Message Queues & Streaming • Delivery Guarantees (At-least-once, Exactly-once)Easy⏱️ ~2 min
What Are Delivery Guarantees in Message Queues?
Delivery guarantees describe what a consumer can expect when reading messages from a queue or stream. The three fundamental guarantees are at most once (may lose messages but never duplicate), at least once (may duplicate but never lose), and exactly once (no loss and no duplicates).
In production systems, true exactly once delivery over unreliable networks is impossible. What real systems provide is exactly once processing semantics at the application boundary. This means that even though a message might be delivered multiple times over the network, its side effects (database writes, API calls, charges) happen exactly once. This is achieved by combining at least once delivery with idempotent processing, where the same operation repeated multiple times produces the same result.
The choice between these guarantees fundamentally trades off operational simplicity versus duplicate handling complexity. At least once systems achieve higher throughput (unbounded with partitioning) because they avoid expensive coordination. Exactly once processing systems accept lower throughput (often 10 to 40 percent reduction) and higher latency (tens of milliseconds added) in exchange for eliminating duplicates at the business logic layer.
💡 Key Takeaways
•At least once delivery means messages can arrive multiple times if the consumer crashes before acknowledging, causing duplicates but never losing data
•Exactly once processing (not delivery) combines at least once transport with idempotent operations or atomic commits to ensure side effects happen once
•At least once systems achieve unbounded throughput with partitioning, while exactly once processing typically reduces throughput by 10 to 40 percent due to coordination overhead
•Amazon SQS Standard queues provide at least once with nearly unlimited throughput, while FIFO queues cap at roughly 300 to 3,000 messages per second for exactly once processing
•Most high scale systems default to at least once and implement application level idempotency, reserving exactly once for financial and ledger flows where duplicates are costly
📌 Examples
Google Cloud Pub/Sub defaults to at least once delivery with typical in region latency of tens to low hundreds of milliseconds. If a subscriber does not acknowledge within the deadline (default 10 seconds), messages are redelivered and may arrive out of order.

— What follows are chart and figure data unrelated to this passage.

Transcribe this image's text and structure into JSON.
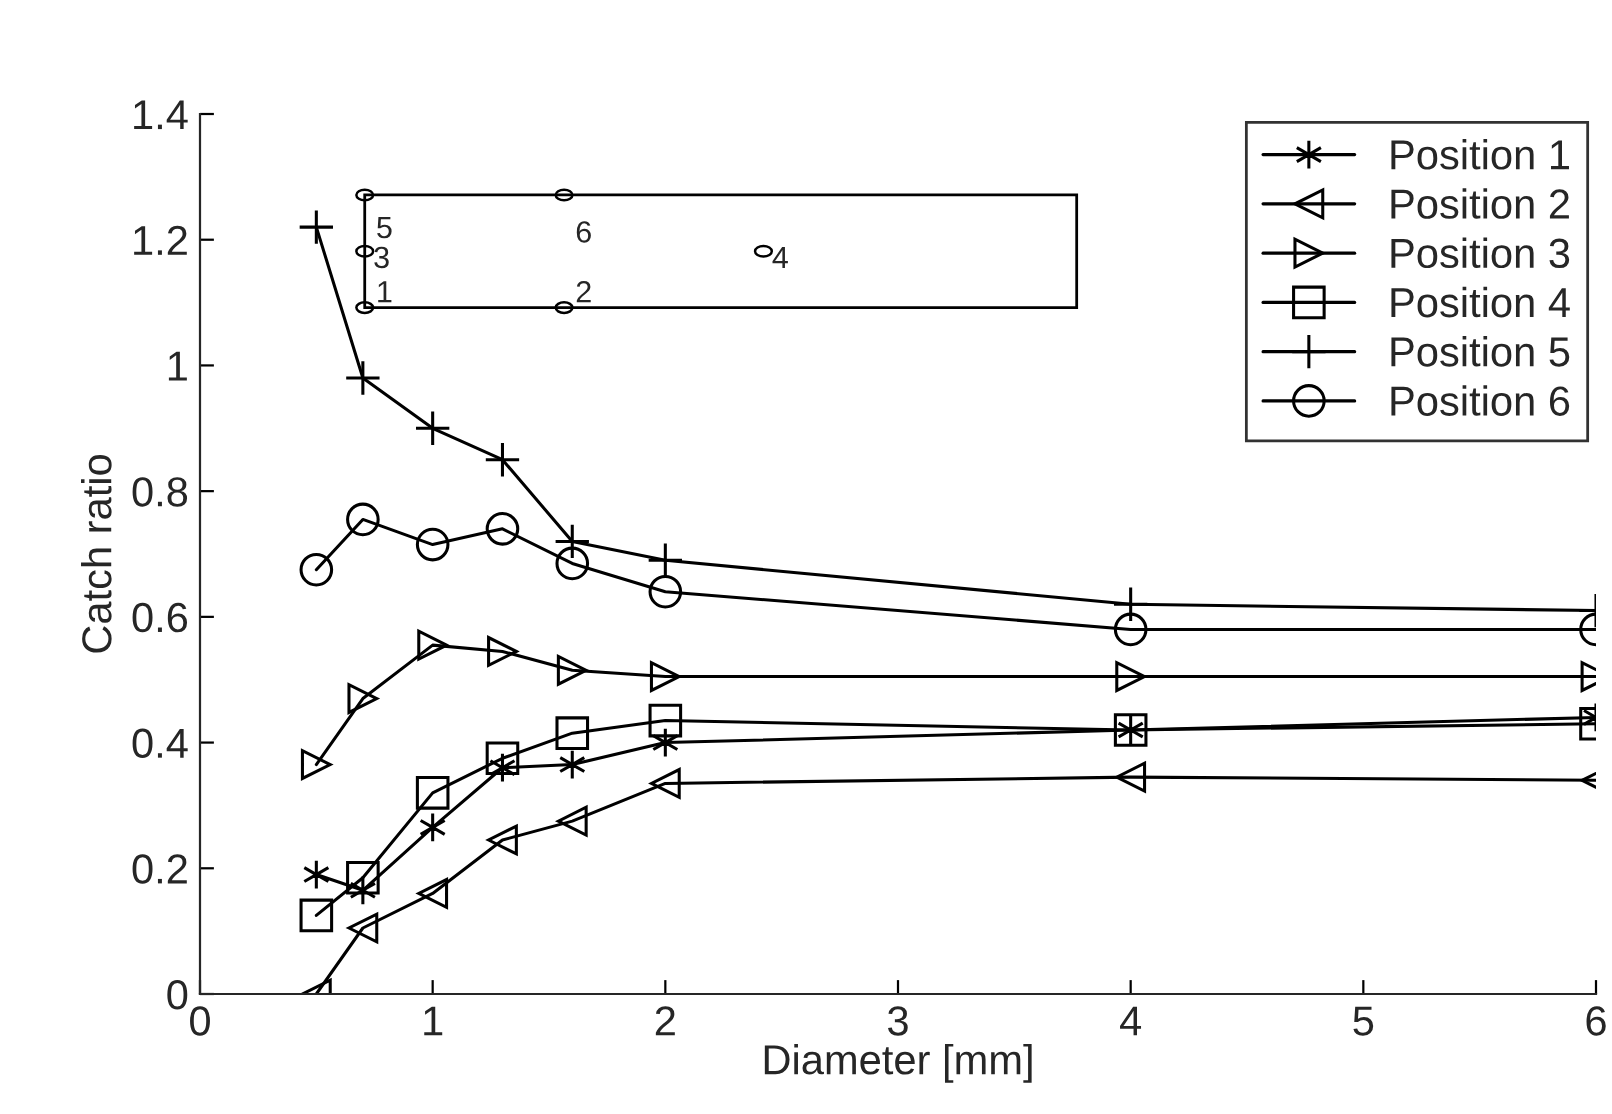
{
  "chart_data": {
    "type": "line",
    "xlabel": "Diameter [mm]",
    "ylabel": "Catch ratio",
    "x": [
      0.5,
      0.7,
      1,
      1.3,
      1.6,
      2,
      4,
      6
    ],
    "series": [
      {
        "name": "Position 1",
        "color": "#000000",
        "marker": "cross",
        "values": [
          0.19,
          0.165,
          0.265,
          0.36,
          0.365,
          0.4,
          0.42,
          0.44
        ]
      },
      {
        "name": "Position 2",
        "color": "#000000",
        "marker": "triangle",
        "values": [
          0.0,
          0.105,
          0.16,
          0.245,
          0.275,
          0.335,
          0.345,
          0.34
        ]
      },
      {
        "name": "Position 3",
        "color": "#000000",
        "marker": "triangle",
        "values": [
          0.365,
          0.47,
          0.555,
          0.545,
          0.515,
          0.505,
          0.505,
          0.505
        ]
      },
      {
        "name": "Position 4",
        "color": "#000000",
        "marker": "square",
        "values": [
          0.125,
          0.185,
          0.32,
          0.375,
          0.415,
          0.435,
          0.42,
          0.43
        ]
      },
      {
        "name": "Position 5",
        "color": "#000000",
        "marker": "cross",
        "values": [
          1.22,
          0.98,
          0.9,
          0.85,
          0.72,
          0.69,
          0.62,
          0.61
        ]
      },
      {
        "name": "Position 6",
        "color": "#000000",
        "marker": "circle",
        "values": [
          0.675,
          0.755,
          0.715,
          0.74,
          0.685,
          0.64,
          0.58,
          0.58
        ]
      }
    ],
    "xlim": [
      0,
      6
    ],
    "xticks": [
      0,
      1,
      2,
      3,
      4,
      5,
      6
    ],
    "ylim": [
      0,
      1.4
    ],
    "yticks": [
      0,
      0.2,
      0.4,
      0.6,
      0.8,
      1,
      1.2,
      1.4
    ],
    "annotations": [
      "1",
      "2",
      "3",
      "4",
      "5",
      "6"
    ],
    "grid": false,
    "legend": "top right",
    "line_style": "solid"
  }
}
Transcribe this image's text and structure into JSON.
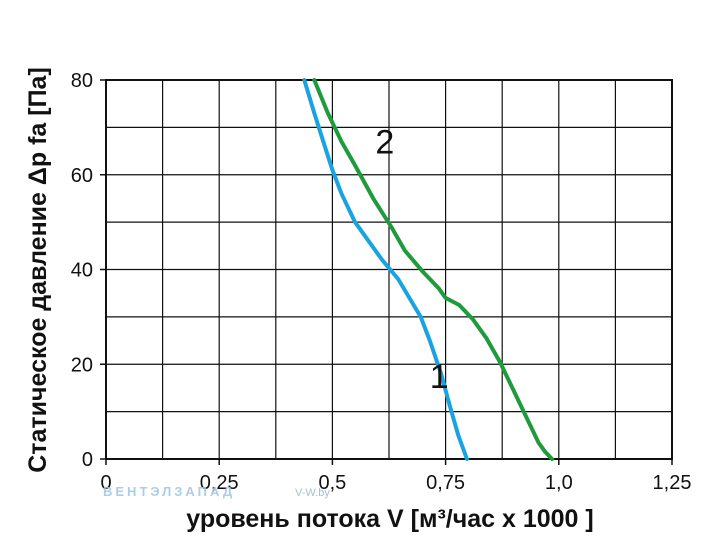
{
  "chart_data": {
    "type": "line",
    "xlabel": "уровень потока  V [м³/час х 1000 ]",
    "ylabel": "Статическое давление  Δp fa [Па]",
    "xlim": [
      0,
      1.25
    ],
    "ylim": [
      0,
      80
    ],
    "x_ticks": [
      0,
      0.25,
      0.5,
      0.75,
      1.0,
      1.25
    ],
    "x_tick_labels": [
      "0",
      "0,25",
      "0,5",
      "0,75",
      "1,0",
      "1,25"
    ],
    "y_ticks": [
      0,
      20,
      40,
      60,
      80
    ],
    "y_tick_labels": [
      "0",
      "20",
      "40",
      "60",
      "80"
    ],
    "x_grid_step": 0.125,
    "y_grid_step": 10,
    "grid": true,
    "series": [
      {
        "name": "1",
        "color": "#1aa3e0",
        "x": [
          0.438,
          0.46,
          0.48,
          0.5,
          0.52,
          0.55,
          0.58,
          0.61,
          0.645,
          0.67,
          0.695,
          0.715,
          0.74,
          0.76,
          0.778,
          0.797
        ],
        "y": [
          80,
          73,
          67,
          61,
          56,
          50,
          46,
          42,
          38,
          34,
          30,
          25,
          18,
          11,
          5,
          0
        ]
      },
      {
        "name": "2",
        "color": "#1f9a3c",
        "x": [
          0.46,
          0.49,
          0.52,
          0.55,
          0.59,
          0.63,
          0.66,
          0.7,
          0.735,
          0.75,
          0.78,
          0.81,
          0.84,
          0.87,
          0.9,
          0.93,
          0.955,
          0.97,
          0.985
        ],
        "y": [
          80,
          73,
          67,
          62,
          55,
          49,
          44,
          39.5,
          36,
          34,
          32.5,
          29.5,
          25.5,
          20.5,
          14.5,
          8.5,
          3.5,
          1.5,
          0
        ]
      }
    ]
  },
  "watermark": {
    "text": "ВЕНТЭЛЗАПАД",
    "small": "V-W.by"
  }
}
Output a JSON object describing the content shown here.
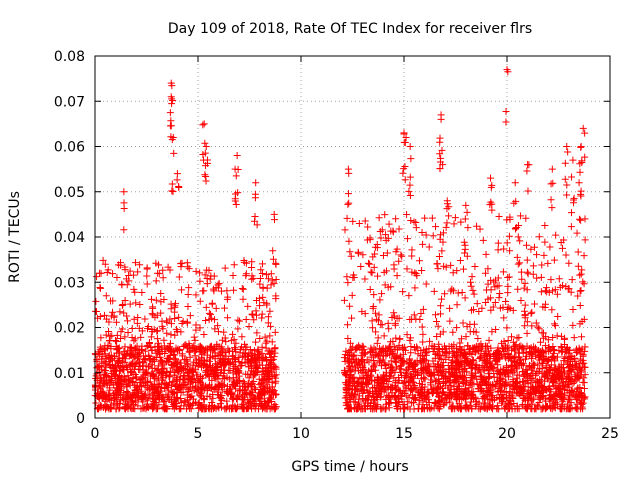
{
  "chart_data": {
    "type": "scatter",
    "title": "Day 109 of 2018, Rate Of TEC Index for receiver flrs",
    "xlabel": "GPS time / hours",
    "ylabel": "ROTI / TECUs",
    "xlim": [
      0,
      25
    ],
    "ylim": [
      0,
      0.08
    ],
    "xticks": [
      0,
      5,
      10,
      15,
      20,
      25
    ],
    "yticks": [
      0,
      0.01,
      0.02,
      0.03,
      0.04,
      0.05,
      0.06,
      0.07,
      0.08
    ],
    "xtick_labels": [
      "0",
      "5",
      "10",
      "15",
      "20",
      "25"
    ],
    "ytick_labels": [
      "0",
      "0.01",
      "0.02",
      "0.03",
      "0.04",
      "0.05",
      "0.06",
      "0.07",
      "0.08"
    ],
    "grid": true,
    "marker": "+",
    "series": [
      {
        "name": "ROTI",
        "color": "#ff0000",
        "segments": [
          {
            "x_start": 0.0,
            "x_end": 8.8,
            "typical_min": 0.002,
            "typical_max": 0.035
          },
          {
            "x_start": 12.1,
            "x_end": 23.8,
            "typical_min": 0.002,
            "typical_max": 0.045
          }
        ],
        "peaks": [
          {
            "x": 1.4,
            "y": 0.05
          },
          {
            "x": 3.7,
            "y": 0.074
          },
          {
            "x": 3.7,
            "y": 0.071
          },
          {
            "x": 3.8,
            "y": 0.062
          },
          {
            "x": 4.0,
            "y": 0.054
          },
          {
            "x": 5.3,
            "y": 0.065
          },
          {
            "x": 5.4,
            "y": 0.06
          },
          {
            "x": 6.9,
            "y": 0.058
          },
          {
            "x": 6.8,
            "y": 0.055
          },
          {
            "x": 7.8,
            "y": 0.052
          },
          {
            "x": 8.7,
            "y": 0.045
          },
          {
            "x": 12.3,
            "y": 0.055
          },
          {
            "x": 15.0,
            "y": 0.063
          },
          {
            "x": 15.1,
            "y": 0.062
          },
          {
            "x": 15.3,
            "y": 0.06
          },
          {
            "x": 16.8,
            "y": 0.067
          },
          {
            "x": 16.8,
            "y": 0.066
          },
          {
            "x": 17.1,
            "y": 0.048
          },
          {
            "x": 18.0,
            "y": 0.047
          },
          {
            "x": 19.2,
            "y": 0.053
          },
          {
            "x": 20.0,
            "y": 0.077
          },
          {
            "x": 20.4,
            "y": 0.052
          },
          {
            "x": 21.0,
            "y": 0.056
          },
          {
            "x": 22.2,
            "y": 0.055
          },
          {
            "x": 22.9,
            "y": 0.06
          },
          {
            "x": 23.2,
            "y": 0.057
          },
          {
            "x": 23.7,
            "y": 0.064
          },
          {
            "x": 23.6,
            "y": 0.06
          },
          {
            "x": 23.5,
            "y": 0.052
          }
        ]
      }
    ]
  }
}
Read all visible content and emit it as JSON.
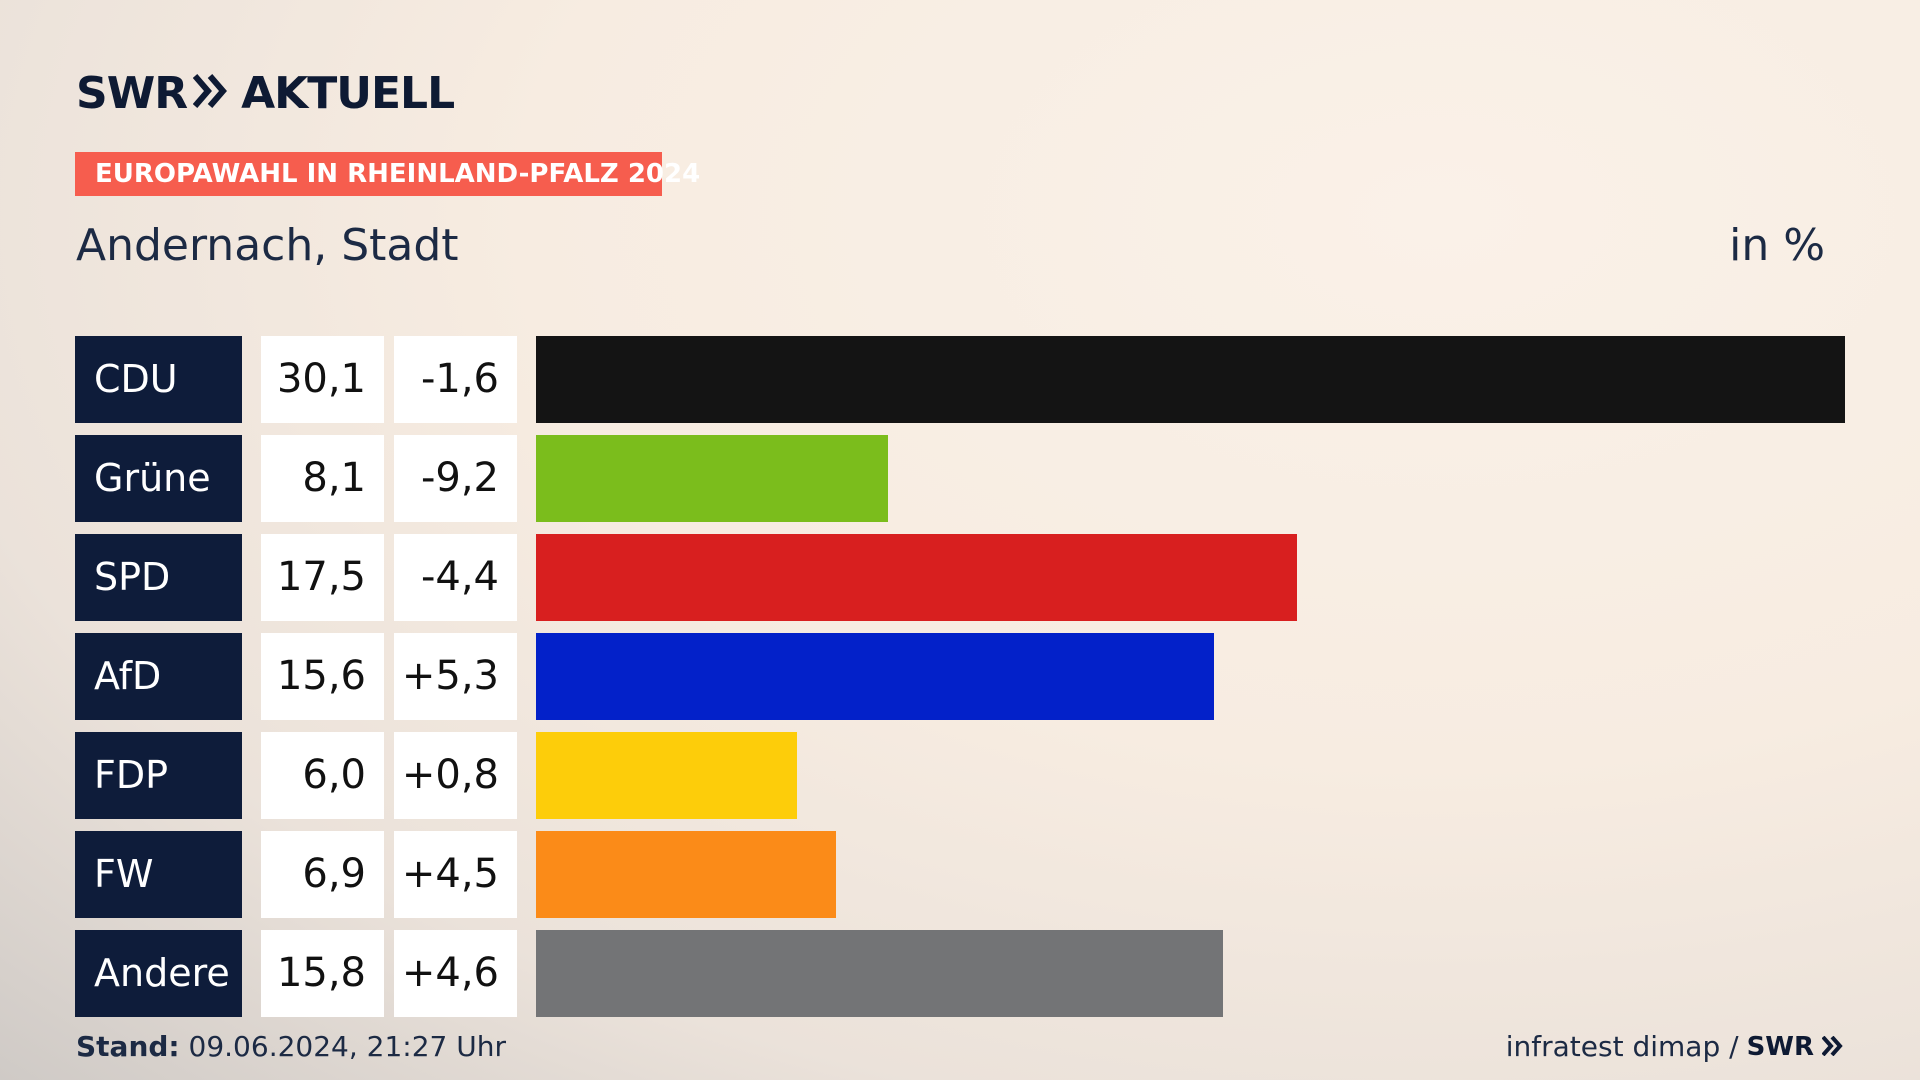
{
  "header": {
    "logo_swr": "SWR",
    "logo_aktuell": "AKTUELL",
    "tag": "EUROPAWAHL IN RHEINLAND-PFALZ 2024",
    "title": "Andernach, Stadt",
    "unit": "in %"
  },
  "footer": {
    "stand_label": "Stand:",
    "stand_value": "09.06.2024, 21:27 Uhr",
    "source": "infratest dimap /",
    "source_logo": "SWR"
  },
  "chart_data": {
    "type": "bar",
    "orientation": "horizontal",
    "categories": [
      "CDU",
      "Grüne",
      "SPD",
      "AfD",
      "FDP",
      "FW",
      "Andere"
    ],
    "values": [
      30.1,
      8.1,
      17.5,
      15.6,
      6.0,
      6.9,
      15.8
    ],
    "value_labels": [
      "30,1",
      "8,1",
      "17,5",
      "15,6",
      "6,0",
      "6,9",
      "15,8"
    ],
    "change_labels": [
      "-1,6",
      "-9,2",
      "-4,4",
      "+5,3",
      "+0,8",
      "+4,5",
      "+4,6"
    ],
    "changes": [
      -1.6,
      -9.2,
      -4.4,
      5.3,
      0.8,
      4.5,
      4.6
    ],
    "colors": [
      "#141414",
      "#7bbd1c",
      "#d81f1f",
      "#0321c9",
      "#fdcd0a",
      "#fb8b18",
      "#737476"
    ],
    "xlim": [
      0,
      30.1
    ],
    "unit": "in %"
  }
}
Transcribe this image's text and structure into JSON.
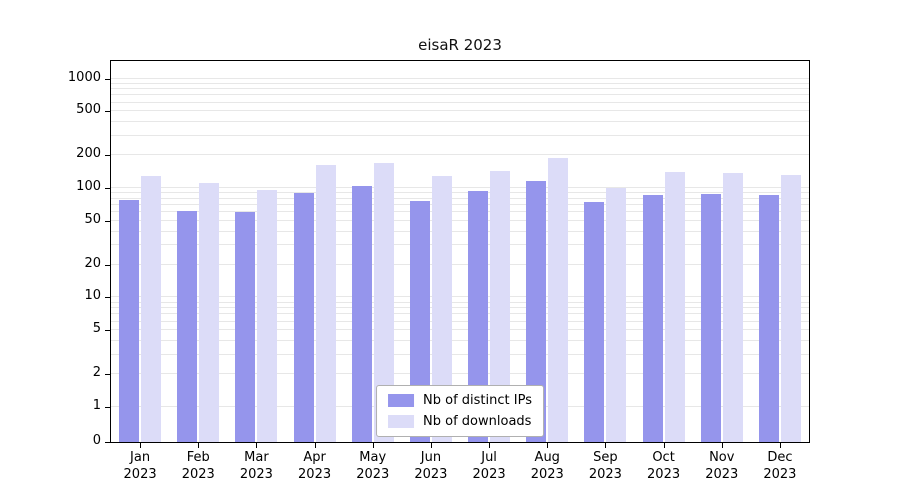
{
  "chart_data": {
    "type": "bar",
    "title": "eisaR 2023",
    "categories": [
      "Jan",
      "Feb",
      "Mar",
      "Apr",
      "May",
      "Jun",
      "Jul",
      "Aug",
      "Sep",
      "Oct",
      "Nov",
      "Dec"
    ],
    "year": "2023",
    "yticks": [
      0,
      1,
      2,
      5,
      10,
      20,
      50,
      100,
      200,
      500,
      1000
    ],
    "yscale": "log",
    "ylim": [
      0,
      1400
    ],
    "grid": true,
    "legend_position": "lower center inside plot",
    "series": [
      {
        "name": "Nb of distinct IPs",
        "color": "#9595ec",
        "values": [
          78,
          62,
          60,
          90,
          105,
          76,
          93,
          115,
          74,
          86,
          89,
          87
        ]
      },
      {
        "name": "Nb of downloads",
        "color": "#dcdcf8",
        "values": [
          130,
          112,
          96,
          162,
          168,
          130,
          142,
          188,
          101,
          140,
          138,
          131
        ]
      }
    ]
  }
}
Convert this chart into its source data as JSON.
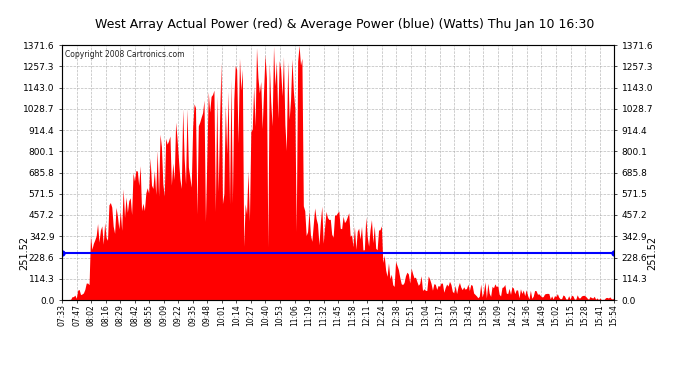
{
  "title": "West Array Actual Power (red) & Average Power (blue) (Watts) Thu Jan 10 16:30",
  "copyright": "Copyright 2008 Cartronics.com",
  "average_value": 251.52,
  "y_max": 1371.6,
  "y_ticks": [
    0.0,
    114.3,
    228.6,
    342.9,
    457.2,
    571.5,
    685.8,
    800.1,
    914.4,
    1028.7,
    1143.0,
    1257.3,
    1371.6
  ],
  "background_color": "#ffffff",
  "grid_color": "#aaaaaa",
  "bar_color": "#ff0000",
  "avg_line_color": "#0000ff",
  "title_bg_color": "#c8c8c8",
  "x_labels": [
    "07:33",
    "07:47",
    "08:02",
    "08:16",
    "08:29",
    "08:42",
    "08:55",
    "09:09",
    "09:22",
    "09:35",
    "09:48",
    "10:01",
    "10:14",
    "10:27",
    "10:40",
    "10:53",
    "11:06",
    "11:19",
    "11:32",
    "11:45",
    "11:58",
    "12:11",
    "12:24",
    "12:38",
    "12:51",
    "13:04",
    "13:17",
    "13:30",
    "13:43",
    "13:56",
    "14:09",
    "14:22",
    "14:36",
    "14:49",
    "15:02",
    "15:15",
    "15:28",
    "15:41",
    "15:54"
  ]
}
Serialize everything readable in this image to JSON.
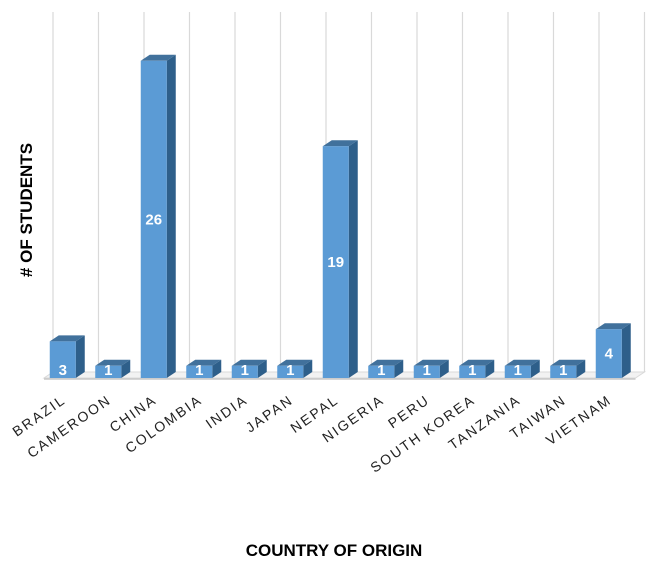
{
  "chart_data": {
    "type": "bar",
    "categories": [
      "BRAZIL",
      "CAMEROON",
      "CHINA",
      "COLOMBIA",
      "INDIA",
      "JAPAN",
      "NEPAL",
      "NIGERIA",
      "PERU",
      "SOUTH KOREA",
      "TANZANIA",
      "TAIWAN",
      "VIETNAM"
    ],
    "values": [
      3,
      1,
      26,
      1,
      1,
      1,
      19,
      1,
      1,
      1,
      1,
      1,
      4
    ],
    "data_labels": [
      "3",
      "1",
      "26",
      "1",
      "1",
      "1",
      "19",
      "1",
      "1",
      "1",
      "1",
      "1",
      "4"
    ],
    "xlabel": "COUNTRY OF ORIGIN",
    "ylabel": "# OF STUDENTS",
    "ylim": [
      0,
      30
    ],
    "grid": "vertical",
    "style": "3d-column",
    "colors": {
      "bar_front": "#5b9bd5",
      "bar_side": "#2e5f8a",
      "bar_top": "#41719c",
      "grid": "#d9d9d9"
    }
  }
}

Amazon Kinesis Data Streams provides at least once delivery with approximately 1 MB/s or 1,000 records/s write capacity per shard and 2 MB/s read capacity. Enhanced fan out delivers around 70 ms producer to consumer latency.
LinkedIn operates Kafka at multi trillion messages per day scale across thousands of brokers, defaulting to at least once delivery and implementing exactly once processing via idempotent writes and transactional semantics in stream processors.